Although both of these funds sound great, it pays to remember that both these Kernel funds have a risk rating of 7- which is the highest risk rating. They have had some spectacular returns over recent years- but as the adage goes- past returns do not predict future returns.
|3 Months||1 Year||3 Years||5 Years|
|Kernel S&P Kensho Electric Vehicle Innovation||82.76%||198.48%||40.55%||36.09%|
|Kernel S&P Kensho Moonshots Innovation||84.12%||164.13%||60.24%||50.66%|
These Kernel funds are also more expensive at 0.55% management fee compared to their other funds at 0.39%. There is a fee rebate of 0.1% for all Kernel funds once you have invested over $25k. But these are pretty good rates for thematic funds. Compared to Nikko’s ARK disruptive innovation fund, which has an estimated fee of 1.33%, Smartshares Automation & Robotics fund and SmartShares Healthcare Innovation fund, both with a fee of 0.75%, Kernel’s fund looks cheap.
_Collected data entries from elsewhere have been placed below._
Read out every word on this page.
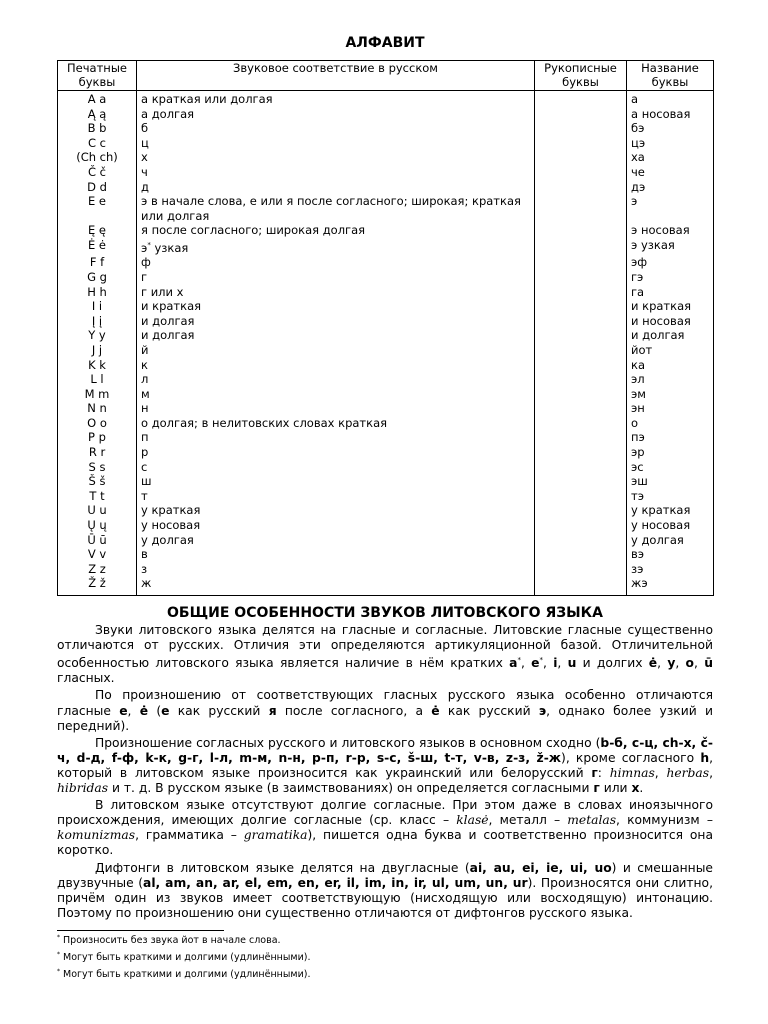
АЛФАВИТ
Печатные буквы	Звуковое соответствие в русском	Рукописные буквы	Название буквы
A a	а краткая или долгая		а
Ą ą	а долгая		а носовая
B b	б		бэ
C c	ц		цэ
(Ch ch)	х		ха
Č č	ч		че
D d	д		дэ
E e	э в начале слова, е или я после согласного; широкая; краткая или долгая		э
Ę ę	я после согласного; широкая долгая		э носовая
Ė ė	э* узкая		э узкая
F f	ф		эф
G g	г		гэ
H h	г или х		га
I i	и краткая		и краткая
Į į	и долгая		и носовая
Y y	и долгая		и долгая
J j	й		йот
K k	к		ка
L l	л		эл
M m	м		эм
N n	н		эн
O o	о долгая; в нелитовских словах краткая		о
P p	п		пэ
R r	р		эр
S s	с		эс
Š š	ш		эш
T t	т		тэ
U u	у краткая		у краткая
Ų ų	у носовая		у носовая
Ū ū	у долгая		у долгая
V v	в		вэ
Z z	з		зэ
Ž ž	ж		жэ
ОБЩИЕ ОСОБЕННОСТИ ЗВУКОВ ЛИТОВСКОГО ЯЗЫКА

Звуки литовского языка делятся на гласные и согласные. Литовские гласные существенно отличаются от русских. Отличия эти определяются артикуляционной базой. Отличительной особенностью литовского языка является наличие в нём кратких a*, e*, i, u и долгих ė, y, o, ū гласных.

По произношению от соответствующих гласных русского языка особенно отличаются гласные e, ė (e как русский я после согласного, а ė как русский э, однако более узкий и передний).

Произношение согласных русского и литовского языков в основном сходно (b-б, c-ц, ch-х, č-ч, d-д, f-ф, k-к, g-г, l-л, m-м, n-н, p-п, r-р, s-с, š-ш, t-т, v-в, z-з, ž-ж), кроме согласного h, который в литовском языке произносится как украинский или белорусский г: himnas, herbas, hibridas и т. д. В русском языке (в заимствованиях) он определяется согласными г или х.

В литовском языке отсутствуют долгие согласные. При этом даже в словах иноязычного происхождения, имеющих долгие согласные (ср. класс – klasė, металл – metalas, коммунизм – komunizmas, грамматика – gramatika), пишется одна буква и соответственно произносится она коротко.

Дифтонги в литовском языке делятся на двугласные (ai, au, ei, ie, ui, uo) и смешанные двузвучные (al, am, an, ar, el, em, en, er, il, im, in, ir, ul, um, un, ur). Произносятся они слитно, причём один из звуков имеет соответствующую (нисходящую или восходящую) интонацию. Поэтому по произношению они существенно отличаются от дифтонгов русского языка.

* Произносить без звука йот в начале слова.
* Могут быть краткими и долгими (удлинёнными).
* Могут быть краткими и долгими (удлинёнными).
I have to say- researching a thematic fund is more fun than researching a larger index with 500 to a few thousand companies. Generally with these large indexes there is not time to go and visit each of the companies websites to learn a bit more about them. You tend to just look at the top 10 companies. But with thematic funds, it doesn’t actually take that much time. And since I am planning on investing in these funds- I like to know a little bit more about each of the companies. So If you are thinking of investing in Kenels new funds then I hope that all the links to each of the companies above are helpful for you.